Best Buy Co. is recruiting its own internal Geek Squad.
The Richfield, Minn.-based consumer electronics retailer plans to hire 200 information technology specialists in the next year as the company seeks to woo customers across multiple sales channels, including stores, mobile devices and BestBuy.com.
Since 2004, Best Buy has largely outsourced its IT needs. But given the scope of its ambitions, Best Buy needs to develop its own technology talent, said Jody Davids, Best Buy’s chief information officer, in an interview.
Davids, who is also senior vice president of global business services, joined Best Buy last October. She was formerly CIO and executive vice president at Cardinal Health Inc. and was a top IT and supply chain executive at Nike and Apple.
“It’s an interesting time at Best Buy right now,” Davids said. “We’re finding more ways to communicate with customers.

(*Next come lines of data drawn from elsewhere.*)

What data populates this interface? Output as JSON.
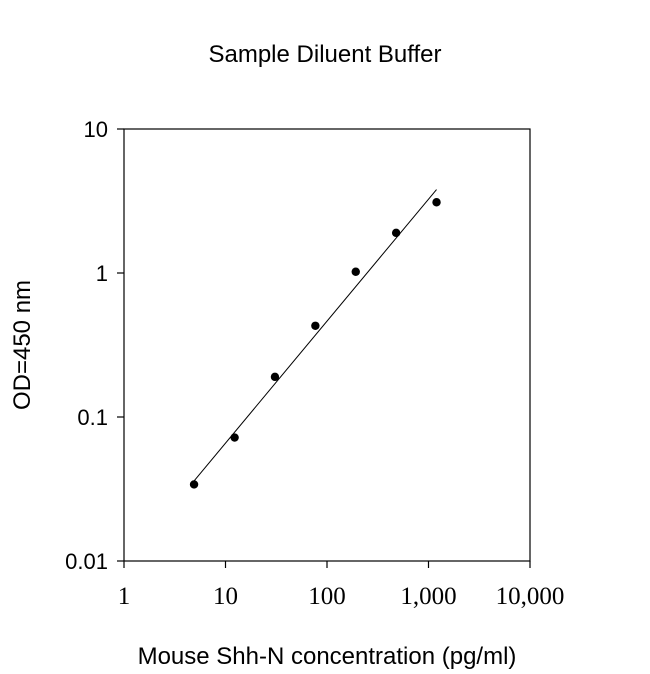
{
  "chart_data": {
    "type": "scatter",
    "title": "Sample Diluent Buffer",
    "xlabel": "Mouse Shh-N concentration (pg/ml)",
    "ylabel": "OD=450 nm",
    "x_scale": "log",
    "y_scale": "log",
    "xlim": [
      1,
      10000
    ],
    "ylim": [
      0.01,
      10
    ],
    "x_ticks": [
      1,
      10,
      100,
      1000,
      10000
    ],
    "x_tick_labels": [
      "1",
      "10",
      "100",
      "1,000",
      "10,000"
    ],
    "y_ticks": [
      0.01,
      0.1,
      1,
      10
    ],
    "y_tick_labels": [
      "0.01",
      "0.1",
      "1",
      "10"
    ],
    "grid": false,
    "series": [
      {
        "x": [
          4.9,
          12.3,
          30.7,
          76.8,
          192,
          480,
          1200
        ],
        "y": [
          0.034,
          0.072,
          0.19,
          0.43,
          1.02,
          1.9,
          3.1
        ]
      }
    ],
    "fit_line": {
      "x": [
        4.9,
        1200
      ],
      "y": [
        0.036,
        3.8
      ]
    }
  }
}
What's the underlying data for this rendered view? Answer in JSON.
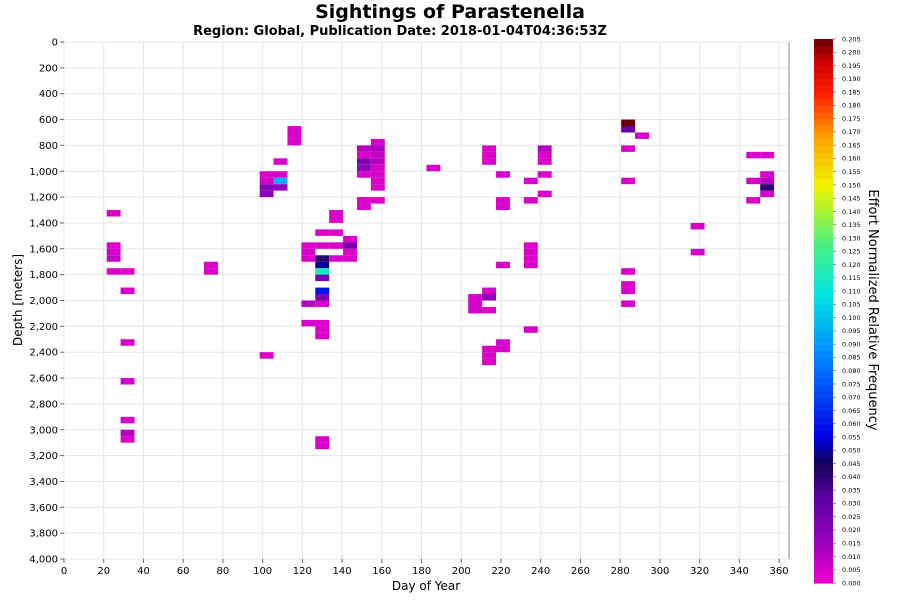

We want them to interact with us no matter where they are and no matter what device they use.”
As a result, “we’re making a strategic change,” she said. “We’ve largely outsourced IT. We now want (to hire) talent as Best Buy employees. We need to develop a strategy of what we’re going to build. We like to take control of our destiny.”
Retailers of all stripes are beefing up their IT departments as they seek to exploit the crush of data generated by consumers who shop at stores, browse websites and scan merchandise with their smartphones.
“Typically, retailers have been organized around stores and merchandise,” said Dale Nitschke, former Target.com president and now general partner at Ovative/Group, a consulting firm in Minneapolis. “The digital ecosystems that are now emerging have allowed retailers to focus on their most important asset: their customer base.”
That’s one of the reasons why Target Corp. chose to regain control over its website after a decade of outsourcing operations to Amazon. Like most retailers in the early 2000s, Target didn’t have the experience or expertise to run a website, Nitschke said.
With the debut of its relaunched website last week, Target, like other retailers, is trying to exploit such new technologies as smartphones and tablets, he said.
Outsourcing to Amazon “was the right decision at the time,” Nitschke said. “I think (Target is) absolutely making the right decision bringing (the website) back in-house.”
Best Buy, which has long enjoyed a reputation as a tech-savvy organization, is also undergoing tremendous change.
The company is shrinking the average size of its new stores and building fewer of them. Meanwhile, it seeks to more fully integrate the stores with its website and mobile devices.
For instance, the retailer is installing kiosks and interactive displays throughout its stores. Customers also can return and exchange items purchased online at a Best Buy retail location.
Best Buy’s total traffic in fiscal 2011 jumped to 1.4 billion customers from 800 million five years ago. Most of that growth has come online; store traffic remains flat. In that time period, domestic online revenue has tripled to $2 billion. Best Buy wants to double that number by 2015.
To hit that target, Best Buy is looking to sell advertising on its website. Like Amazon, the company also wants to allow third-party retailers and vendors to market products and services through Best Buy channels.
To do these things, Best Buy needs IT muscle, Davids said. But with retailers such as Target also taking their operations in-house, recruiting will be tough.
“It’s going to be a fight to get them,” Davids said.